Carson Bergeron


The perception of time is a funny thing to me. I’m stuck in a constant state of limbo between thinking about my past and thinking about my future, but I am rarely in the present. I’m stuck in my mind, and I’m stuck with my thoughts, between saying too much and saying too little. I can’t remember a time when it wasn’t like this. I’d like to think there was a time when I was not observing this internal battle, but I can’t really remember there being such a time. Sometimes, I feel as though I am trapped in a cinema, watching a movie that only I can see. I do not know the character's role; is he the protagonist, is he the antagonist, or is he just a side character? Is it a psychological thriller or a comedy? Is time going too slowly or too quickly? Is it the past, present or the future? I’m curious, but, simultaneously, I am somewhat scared about where this movie will go and what my outcome will be. 
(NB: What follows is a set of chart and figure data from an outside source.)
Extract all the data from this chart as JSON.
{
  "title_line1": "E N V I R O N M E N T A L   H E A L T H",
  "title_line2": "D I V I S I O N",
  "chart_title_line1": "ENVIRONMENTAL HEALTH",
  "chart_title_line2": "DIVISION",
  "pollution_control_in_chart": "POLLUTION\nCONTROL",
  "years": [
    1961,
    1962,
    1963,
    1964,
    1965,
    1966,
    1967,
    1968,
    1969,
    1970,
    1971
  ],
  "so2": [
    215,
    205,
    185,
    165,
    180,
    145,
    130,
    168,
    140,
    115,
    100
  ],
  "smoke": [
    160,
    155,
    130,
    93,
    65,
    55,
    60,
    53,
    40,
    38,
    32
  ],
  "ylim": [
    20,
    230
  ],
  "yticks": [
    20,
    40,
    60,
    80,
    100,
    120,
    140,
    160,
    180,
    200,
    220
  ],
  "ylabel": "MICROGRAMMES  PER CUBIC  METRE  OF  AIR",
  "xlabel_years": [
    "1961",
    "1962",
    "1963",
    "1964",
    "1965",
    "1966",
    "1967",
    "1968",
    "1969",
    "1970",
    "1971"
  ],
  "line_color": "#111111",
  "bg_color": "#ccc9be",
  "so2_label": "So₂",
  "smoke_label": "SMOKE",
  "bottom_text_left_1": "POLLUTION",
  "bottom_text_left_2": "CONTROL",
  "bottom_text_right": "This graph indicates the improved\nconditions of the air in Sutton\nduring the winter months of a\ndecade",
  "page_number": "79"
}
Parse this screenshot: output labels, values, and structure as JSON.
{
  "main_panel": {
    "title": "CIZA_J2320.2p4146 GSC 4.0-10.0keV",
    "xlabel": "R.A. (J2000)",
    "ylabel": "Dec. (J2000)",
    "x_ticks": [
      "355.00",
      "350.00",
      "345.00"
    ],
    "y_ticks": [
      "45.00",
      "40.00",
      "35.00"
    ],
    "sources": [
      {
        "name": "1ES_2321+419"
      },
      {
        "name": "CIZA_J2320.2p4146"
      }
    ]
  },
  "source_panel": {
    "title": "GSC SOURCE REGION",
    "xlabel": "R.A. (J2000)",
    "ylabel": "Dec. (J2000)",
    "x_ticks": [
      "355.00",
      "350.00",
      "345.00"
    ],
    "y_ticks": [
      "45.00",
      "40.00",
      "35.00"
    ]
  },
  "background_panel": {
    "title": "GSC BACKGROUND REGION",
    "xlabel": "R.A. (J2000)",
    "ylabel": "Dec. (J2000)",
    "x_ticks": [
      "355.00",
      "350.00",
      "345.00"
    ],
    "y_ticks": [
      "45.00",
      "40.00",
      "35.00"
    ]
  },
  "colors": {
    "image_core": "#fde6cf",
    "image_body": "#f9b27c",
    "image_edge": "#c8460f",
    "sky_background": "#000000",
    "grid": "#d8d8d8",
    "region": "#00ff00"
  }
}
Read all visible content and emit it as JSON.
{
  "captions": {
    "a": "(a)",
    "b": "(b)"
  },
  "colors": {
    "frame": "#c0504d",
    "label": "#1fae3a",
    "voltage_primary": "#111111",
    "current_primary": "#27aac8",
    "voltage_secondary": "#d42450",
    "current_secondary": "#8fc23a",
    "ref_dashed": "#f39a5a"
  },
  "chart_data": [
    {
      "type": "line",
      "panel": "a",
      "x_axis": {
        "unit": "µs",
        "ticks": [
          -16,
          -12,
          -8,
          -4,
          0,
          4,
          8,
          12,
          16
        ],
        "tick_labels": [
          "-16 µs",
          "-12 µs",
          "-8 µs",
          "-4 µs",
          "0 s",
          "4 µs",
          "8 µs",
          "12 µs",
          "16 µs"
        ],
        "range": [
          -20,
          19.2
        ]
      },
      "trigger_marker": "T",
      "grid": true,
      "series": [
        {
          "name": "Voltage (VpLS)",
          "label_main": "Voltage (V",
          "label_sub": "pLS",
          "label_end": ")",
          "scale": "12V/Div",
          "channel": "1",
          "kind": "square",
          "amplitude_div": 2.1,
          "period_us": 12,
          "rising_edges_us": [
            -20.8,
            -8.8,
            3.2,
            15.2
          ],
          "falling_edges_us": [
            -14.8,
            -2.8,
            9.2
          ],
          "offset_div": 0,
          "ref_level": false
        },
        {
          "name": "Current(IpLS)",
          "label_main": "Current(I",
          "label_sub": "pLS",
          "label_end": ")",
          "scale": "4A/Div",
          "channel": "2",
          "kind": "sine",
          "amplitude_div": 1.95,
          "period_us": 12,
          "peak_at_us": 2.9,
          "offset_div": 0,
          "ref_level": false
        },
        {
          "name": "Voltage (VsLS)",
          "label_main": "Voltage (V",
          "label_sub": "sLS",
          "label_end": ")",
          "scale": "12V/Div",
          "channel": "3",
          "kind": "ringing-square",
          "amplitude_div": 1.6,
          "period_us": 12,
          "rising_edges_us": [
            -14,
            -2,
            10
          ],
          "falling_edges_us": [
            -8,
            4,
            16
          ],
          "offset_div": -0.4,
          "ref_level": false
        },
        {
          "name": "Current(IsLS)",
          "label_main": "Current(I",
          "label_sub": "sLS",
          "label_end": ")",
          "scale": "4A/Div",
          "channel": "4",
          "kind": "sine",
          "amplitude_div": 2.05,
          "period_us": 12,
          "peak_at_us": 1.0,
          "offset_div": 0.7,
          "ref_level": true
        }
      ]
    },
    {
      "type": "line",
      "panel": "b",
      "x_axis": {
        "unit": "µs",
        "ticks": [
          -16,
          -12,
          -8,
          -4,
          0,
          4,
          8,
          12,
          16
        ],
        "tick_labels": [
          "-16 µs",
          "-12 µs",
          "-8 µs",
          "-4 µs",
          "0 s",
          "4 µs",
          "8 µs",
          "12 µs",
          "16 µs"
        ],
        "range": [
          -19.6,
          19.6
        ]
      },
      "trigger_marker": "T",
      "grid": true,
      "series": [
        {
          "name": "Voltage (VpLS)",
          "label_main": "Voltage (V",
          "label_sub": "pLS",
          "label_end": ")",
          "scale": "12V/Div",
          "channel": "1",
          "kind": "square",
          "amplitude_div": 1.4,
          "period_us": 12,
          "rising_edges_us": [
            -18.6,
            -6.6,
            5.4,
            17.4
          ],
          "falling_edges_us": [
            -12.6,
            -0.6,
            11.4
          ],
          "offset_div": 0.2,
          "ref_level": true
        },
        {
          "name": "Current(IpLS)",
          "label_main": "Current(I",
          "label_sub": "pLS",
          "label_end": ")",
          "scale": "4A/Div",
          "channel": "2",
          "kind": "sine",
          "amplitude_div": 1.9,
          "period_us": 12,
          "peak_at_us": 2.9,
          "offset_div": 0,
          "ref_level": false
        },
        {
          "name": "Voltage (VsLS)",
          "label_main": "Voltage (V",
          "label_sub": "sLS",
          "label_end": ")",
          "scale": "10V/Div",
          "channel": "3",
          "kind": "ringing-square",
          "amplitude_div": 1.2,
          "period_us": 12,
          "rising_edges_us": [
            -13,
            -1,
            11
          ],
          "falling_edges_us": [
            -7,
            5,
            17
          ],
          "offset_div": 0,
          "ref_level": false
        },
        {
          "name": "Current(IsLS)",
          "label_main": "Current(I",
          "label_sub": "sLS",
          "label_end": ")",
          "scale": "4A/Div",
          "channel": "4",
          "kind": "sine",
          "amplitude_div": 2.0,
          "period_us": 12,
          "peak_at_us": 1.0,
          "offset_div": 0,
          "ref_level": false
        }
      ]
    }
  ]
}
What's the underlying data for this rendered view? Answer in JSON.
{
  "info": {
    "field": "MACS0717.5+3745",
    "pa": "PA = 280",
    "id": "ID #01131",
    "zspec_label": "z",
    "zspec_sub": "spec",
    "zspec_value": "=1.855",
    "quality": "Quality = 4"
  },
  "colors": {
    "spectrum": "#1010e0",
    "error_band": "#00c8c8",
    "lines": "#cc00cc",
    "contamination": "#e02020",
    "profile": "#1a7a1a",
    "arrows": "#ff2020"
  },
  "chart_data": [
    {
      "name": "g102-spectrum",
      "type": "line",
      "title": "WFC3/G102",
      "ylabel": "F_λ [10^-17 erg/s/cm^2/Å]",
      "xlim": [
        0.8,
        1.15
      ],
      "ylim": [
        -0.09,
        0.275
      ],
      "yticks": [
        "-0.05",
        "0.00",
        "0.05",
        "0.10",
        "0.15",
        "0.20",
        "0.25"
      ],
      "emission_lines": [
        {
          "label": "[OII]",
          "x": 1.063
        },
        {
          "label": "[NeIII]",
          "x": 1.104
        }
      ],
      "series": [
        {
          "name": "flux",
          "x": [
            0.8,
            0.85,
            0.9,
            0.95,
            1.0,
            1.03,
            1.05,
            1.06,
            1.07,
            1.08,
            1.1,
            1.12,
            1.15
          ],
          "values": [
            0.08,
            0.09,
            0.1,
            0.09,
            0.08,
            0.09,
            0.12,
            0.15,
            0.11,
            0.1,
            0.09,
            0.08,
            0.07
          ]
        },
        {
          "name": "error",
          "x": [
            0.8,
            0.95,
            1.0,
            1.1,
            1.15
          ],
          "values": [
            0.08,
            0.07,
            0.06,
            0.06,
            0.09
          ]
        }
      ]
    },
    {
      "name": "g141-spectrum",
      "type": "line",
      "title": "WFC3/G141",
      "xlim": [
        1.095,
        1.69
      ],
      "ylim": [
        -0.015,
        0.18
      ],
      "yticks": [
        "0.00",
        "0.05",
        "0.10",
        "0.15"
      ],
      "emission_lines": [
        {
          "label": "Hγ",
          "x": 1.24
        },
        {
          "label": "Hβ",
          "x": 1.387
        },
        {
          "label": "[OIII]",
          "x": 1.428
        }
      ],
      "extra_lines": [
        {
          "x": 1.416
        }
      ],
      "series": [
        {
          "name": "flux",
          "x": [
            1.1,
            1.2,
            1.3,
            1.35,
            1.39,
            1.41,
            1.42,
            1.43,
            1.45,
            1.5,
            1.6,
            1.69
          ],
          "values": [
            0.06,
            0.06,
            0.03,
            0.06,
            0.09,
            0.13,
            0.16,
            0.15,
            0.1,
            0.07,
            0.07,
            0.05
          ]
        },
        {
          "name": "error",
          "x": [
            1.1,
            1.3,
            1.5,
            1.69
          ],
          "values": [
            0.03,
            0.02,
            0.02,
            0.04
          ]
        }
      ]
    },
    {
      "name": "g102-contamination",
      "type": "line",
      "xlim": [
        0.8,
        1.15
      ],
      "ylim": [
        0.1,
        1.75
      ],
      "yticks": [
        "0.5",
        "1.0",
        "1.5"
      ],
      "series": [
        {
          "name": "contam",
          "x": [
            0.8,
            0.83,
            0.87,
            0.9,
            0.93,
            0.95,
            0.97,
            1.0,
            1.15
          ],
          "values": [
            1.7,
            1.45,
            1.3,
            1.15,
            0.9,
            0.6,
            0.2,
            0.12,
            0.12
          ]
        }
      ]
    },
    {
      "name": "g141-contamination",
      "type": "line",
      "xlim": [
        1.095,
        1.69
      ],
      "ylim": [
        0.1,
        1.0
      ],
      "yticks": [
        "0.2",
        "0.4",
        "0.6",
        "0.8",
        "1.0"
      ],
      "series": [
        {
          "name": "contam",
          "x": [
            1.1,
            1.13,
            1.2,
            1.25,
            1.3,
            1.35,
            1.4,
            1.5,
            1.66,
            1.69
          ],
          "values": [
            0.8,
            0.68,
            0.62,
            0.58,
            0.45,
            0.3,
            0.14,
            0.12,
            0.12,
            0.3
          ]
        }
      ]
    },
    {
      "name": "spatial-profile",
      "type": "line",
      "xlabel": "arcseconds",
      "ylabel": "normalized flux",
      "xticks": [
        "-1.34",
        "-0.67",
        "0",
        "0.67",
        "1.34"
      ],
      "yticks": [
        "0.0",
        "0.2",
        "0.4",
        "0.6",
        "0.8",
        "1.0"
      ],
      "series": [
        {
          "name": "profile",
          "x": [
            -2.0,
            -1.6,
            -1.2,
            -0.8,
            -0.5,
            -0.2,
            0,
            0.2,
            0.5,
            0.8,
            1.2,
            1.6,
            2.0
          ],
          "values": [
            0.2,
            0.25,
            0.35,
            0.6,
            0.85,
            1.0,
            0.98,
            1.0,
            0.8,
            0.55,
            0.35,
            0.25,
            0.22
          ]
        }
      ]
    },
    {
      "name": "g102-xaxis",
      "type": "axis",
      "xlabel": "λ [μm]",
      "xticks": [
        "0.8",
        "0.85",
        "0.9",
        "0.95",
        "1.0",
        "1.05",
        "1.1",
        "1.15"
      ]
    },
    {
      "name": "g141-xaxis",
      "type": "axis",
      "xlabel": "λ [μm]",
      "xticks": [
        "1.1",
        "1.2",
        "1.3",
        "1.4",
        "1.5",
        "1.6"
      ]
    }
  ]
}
Sometimes my life feels like a film with too many subtitles that interfere with the story. The subtitles seem to be either too far ahead or too far behind the story. I need to line them up, my thoughts and the subtitles; I need to be fully present in the moment. If I can freeze the frame of my movie and read each subtitle, hopefully I can realign my story. Although it is difficult to get the subtitles to match up, I strive for a time when my words and thoughts actually reflect the current moment, so that I can enjoy the movie for what it is.

 

Before I do my shoutouts I want to leave you with a quote from Marcus Aurelius. “Reflect on how many separate events, both bodily and mental, are taking place in each one of us in the same tiny fragment of time: and then you will not be surprised if many more events, indeed all that comes to pass, subsist together in the one and the whole, which we call the Universe.”